Hoe pinguïns flippers gebruiken
Naast dat ze essentieel zijn bij het zwemmen, worden zwemvliezen ook gebruikt voor communicatie tussen pinguïns. Deze vogels zullen elkaars flippers aaien of tikken als onderdeel van hun verkeringsgedrag, en flipper-klappen of zwaaien kan worden gebruikt om agressie, opwinding, opwinding of dominantie te tonen. Voor voortbeweging op het land kunnen flippers pinguïns helpen om zichzelf voort te bewegen tijdens het rodelen op het ijs. Bij het rennen of hoppen kunnen de zwemvliezen uit het lichaam worden gehouden voor evenwicht. En op koude nachten kunnen de zwemvliezen strak tegen het lichaam worden gehouden voor een betere isolatie en om lichaamswarmte vast te houden.

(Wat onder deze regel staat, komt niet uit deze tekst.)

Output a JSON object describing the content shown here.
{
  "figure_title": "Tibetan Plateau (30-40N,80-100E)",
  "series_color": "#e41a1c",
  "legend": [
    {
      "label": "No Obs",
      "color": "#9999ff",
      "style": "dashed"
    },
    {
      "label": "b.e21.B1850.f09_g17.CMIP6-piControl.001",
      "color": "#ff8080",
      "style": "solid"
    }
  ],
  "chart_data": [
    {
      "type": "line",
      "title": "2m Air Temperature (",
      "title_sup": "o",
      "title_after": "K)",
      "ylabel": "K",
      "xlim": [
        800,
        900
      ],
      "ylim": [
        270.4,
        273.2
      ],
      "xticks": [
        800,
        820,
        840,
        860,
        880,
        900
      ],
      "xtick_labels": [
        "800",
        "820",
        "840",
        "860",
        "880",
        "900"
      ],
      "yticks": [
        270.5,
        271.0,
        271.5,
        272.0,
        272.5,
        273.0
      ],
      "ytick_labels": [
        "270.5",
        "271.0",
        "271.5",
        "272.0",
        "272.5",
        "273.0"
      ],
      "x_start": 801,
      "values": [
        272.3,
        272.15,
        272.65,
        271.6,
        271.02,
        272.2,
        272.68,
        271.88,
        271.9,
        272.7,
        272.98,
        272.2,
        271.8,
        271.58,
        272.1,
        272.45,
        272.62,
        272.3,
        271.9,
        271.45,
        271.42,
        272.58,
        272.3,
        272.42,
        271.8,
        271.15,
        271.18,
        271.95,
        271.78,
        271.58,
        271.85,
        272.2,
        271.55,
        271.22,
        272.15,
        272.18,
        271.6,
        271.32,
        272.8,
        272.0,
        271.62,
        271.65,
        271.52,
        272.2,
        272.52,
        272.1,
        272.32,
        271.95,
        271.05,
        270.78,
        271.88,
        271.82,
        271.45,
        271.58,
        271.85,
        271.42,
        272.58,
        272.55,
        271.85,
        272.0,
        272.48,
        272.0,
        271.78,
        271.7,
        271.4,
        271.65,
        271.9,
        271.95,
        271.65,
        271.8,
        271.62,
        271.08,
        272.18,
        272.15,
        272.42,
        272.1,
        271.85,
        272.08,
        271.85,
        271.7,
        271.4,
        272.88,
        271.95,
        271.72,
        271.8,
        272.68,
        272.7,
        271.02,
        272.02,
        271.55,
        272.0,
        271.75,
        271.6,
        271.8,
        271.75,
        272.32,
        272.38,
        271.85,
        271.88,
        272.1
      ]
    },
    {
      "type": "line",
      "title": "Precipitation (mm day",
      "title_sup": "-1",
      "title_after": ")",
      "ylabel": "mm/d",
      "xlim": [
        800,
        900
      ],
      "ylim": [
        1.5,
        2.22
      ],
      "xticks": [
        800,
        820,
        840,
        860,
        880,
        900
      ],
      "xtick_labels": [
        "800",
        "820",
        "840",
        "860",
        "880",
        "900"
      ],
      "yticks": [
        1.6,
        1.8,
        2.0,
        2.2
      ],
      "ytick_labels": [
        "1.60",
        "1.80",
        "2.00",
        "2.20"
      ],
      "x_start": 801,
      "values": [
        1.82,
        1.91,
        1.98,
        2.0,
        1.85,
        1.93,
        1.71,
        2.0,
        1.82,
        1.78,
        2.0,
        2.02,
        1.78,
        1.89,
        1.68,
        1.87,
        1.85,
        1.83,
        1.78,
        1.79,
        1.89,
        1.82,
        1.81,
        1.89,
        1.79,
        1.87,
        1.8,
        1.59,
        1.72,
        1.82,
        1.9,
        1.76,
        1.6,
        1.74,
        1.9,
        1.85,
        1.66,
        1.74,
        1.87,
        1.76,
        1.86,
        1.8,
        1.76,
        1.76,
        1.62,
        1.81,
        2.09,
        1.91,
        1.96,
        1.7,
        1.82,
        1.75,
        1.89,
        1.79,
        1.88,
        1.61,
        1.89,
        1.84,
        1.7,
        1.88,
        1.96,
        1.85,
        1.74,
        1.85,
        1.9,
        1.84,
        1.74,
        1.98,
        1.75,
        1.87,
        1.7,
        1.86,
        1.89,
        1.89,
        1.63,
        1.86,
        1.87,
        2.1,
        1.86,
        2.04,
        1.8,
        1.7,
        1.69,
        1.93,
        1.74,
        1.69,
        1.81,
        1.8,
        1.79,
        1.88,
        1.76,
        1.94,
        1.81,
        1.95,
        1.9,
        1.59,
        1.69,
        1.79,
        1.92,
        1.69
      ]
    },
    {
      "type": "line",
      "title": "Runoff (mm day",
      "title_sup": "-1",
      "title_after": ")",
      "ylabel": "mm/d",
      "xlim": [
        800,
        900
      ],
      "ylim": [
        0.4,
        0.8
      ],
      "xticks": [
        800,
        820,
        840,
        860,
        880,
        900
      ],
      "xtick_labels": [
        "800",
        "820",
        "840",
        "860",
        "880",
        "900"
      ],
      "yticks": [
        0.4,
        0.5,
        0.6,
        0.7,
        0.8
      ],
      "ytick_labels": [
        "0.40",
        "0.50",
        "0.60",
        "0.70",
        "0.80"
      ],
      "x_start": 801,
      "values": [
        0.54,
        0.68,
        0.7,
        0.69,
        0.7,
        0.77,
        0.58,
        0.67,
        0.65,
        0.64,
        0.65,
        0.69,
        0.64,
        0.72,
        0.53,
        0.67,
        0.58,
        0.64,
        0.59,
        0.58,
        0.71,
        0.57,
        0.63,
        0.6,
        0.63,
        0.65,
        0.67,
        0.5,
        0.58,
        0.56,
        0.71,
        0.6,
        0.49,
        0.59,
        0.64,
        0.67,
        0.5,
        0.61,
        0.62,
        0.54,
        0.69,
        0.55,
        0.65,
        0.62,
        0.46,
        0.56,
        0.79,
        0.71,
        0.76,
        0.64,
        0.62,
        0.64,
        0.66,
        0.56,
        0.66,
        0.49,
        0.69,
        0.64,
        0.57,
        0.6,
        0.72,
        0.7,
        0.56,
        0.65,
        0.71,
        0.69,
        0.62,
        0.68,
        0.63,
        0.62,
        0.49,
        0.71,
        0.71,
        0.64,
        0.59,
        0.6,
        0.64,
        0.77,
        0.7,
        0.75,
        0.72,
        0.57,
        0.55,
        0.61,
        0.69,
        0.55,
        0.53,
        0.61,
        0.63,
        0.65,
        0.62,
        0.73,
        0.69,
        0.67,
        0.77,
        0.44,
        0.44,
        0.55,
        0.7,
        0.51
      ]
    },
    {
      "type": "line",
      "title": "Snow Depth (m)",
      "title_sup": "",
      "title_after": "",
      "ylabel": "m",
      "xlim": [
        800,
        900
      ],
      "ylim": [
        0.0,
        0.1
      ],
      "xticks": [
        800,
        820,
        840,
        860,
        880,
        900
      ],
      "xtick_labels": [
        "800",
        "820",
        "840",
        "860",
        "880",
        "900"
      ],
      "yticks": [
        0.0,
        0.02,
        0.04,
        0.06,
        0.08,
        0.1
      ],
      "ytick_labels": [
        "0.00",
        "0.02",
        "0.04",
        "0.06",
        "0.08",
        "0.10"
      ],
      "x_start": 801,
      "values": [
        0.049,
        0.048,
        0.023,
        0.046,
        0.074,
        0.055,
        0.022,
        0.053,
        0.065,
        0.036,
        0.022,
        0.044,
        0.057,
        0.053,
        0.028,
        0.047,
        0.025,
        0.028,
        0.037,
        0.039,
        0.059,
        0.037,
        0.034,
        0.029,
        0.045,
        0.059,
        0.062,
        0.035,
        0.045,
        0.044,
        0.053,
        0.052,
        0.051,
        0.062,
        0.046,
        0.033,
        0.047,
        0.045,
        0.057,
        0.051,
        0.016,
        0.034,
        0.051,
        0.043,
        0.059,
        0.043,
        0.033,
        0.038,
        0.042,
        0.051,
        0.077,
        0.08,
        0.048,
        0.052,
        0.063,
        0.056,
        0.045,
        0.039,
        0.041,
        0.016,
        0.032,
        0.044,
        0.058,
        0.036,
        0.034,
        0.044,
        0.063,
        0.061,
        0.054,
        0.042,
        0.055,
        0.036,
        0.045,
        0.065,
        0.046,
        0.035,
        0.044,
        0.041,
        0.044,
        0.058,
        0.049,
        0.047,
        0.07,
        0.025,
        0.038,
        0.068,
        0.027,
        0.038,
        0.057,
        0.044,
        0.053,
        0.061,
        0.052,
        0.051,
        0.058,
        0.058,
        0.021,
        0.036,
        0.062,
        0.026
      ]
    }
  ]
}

Andere vogels die bijna flippers hebben
Terwijl pinguïns de enige vogels zijn die echte flippers hebben, hebben andere pelagische (open zee) vogels die veel tijd doorbrengen met zwemmen ook enkele flipper-achtige kenmerken aan hun vleugels. Papegaaiduikers, murres en alken hebben allemaal vleugels die meer op flippers lijken, maar in mindere mate dan pinguïnvleugels. Omdat hun vleugels zo op flippers lijken, zijn deze vogels - hoewel ze kunnen vliegen - over het algemeen lomp in de lucht en kunnen ze tijdens de vlucht onhandig of onhandig lijken. Hun flipper-achtige vleugels helpen hen veel soepeler en gracieuzer in het water te zijn, en het zijn krachtige zwemmers en efficiënte onderwaterjagers. Als ze zich bedreigd voelen door roofdieren, zullen deze vogels eerder in het water duiken dan op de vlucht slaan om te ontsnappen.
Sommige andere vogelsoorten zijn bedreven in het gebruik van hun vleugels onder water, maar zijn nog steeds behendige vliegers. Dippers, anhinga's en darters zijn allemaal uitstekende zwemmers die hun vleugels gebruiken voor voortstuwing onder water, maar ook goed in de lucht zijn. Hun vleugels vertonen minder wateraanpassingen, en hoewel ze onder water bruikbaar zijn, zwemmen deze vogels meestal alleen voor korte afstanden of in beperktere capaciteiten. Ze gebruiken hun voeten mogelijk prominenter onder water dan pinguïns, en kunnen gemakkelijk schakelen tussen activiteiten.
Over het algemeen geldt dat hoe meer tijd een zwemmende vogel in de open zee doorbrengt (hoe pelagischer hij is), hoe meer zijn vleugels op flippers lijken. Zoetwatervogels hebben over het algemeen meer aanpasbare vleugels met minder flipperkarakteristieken.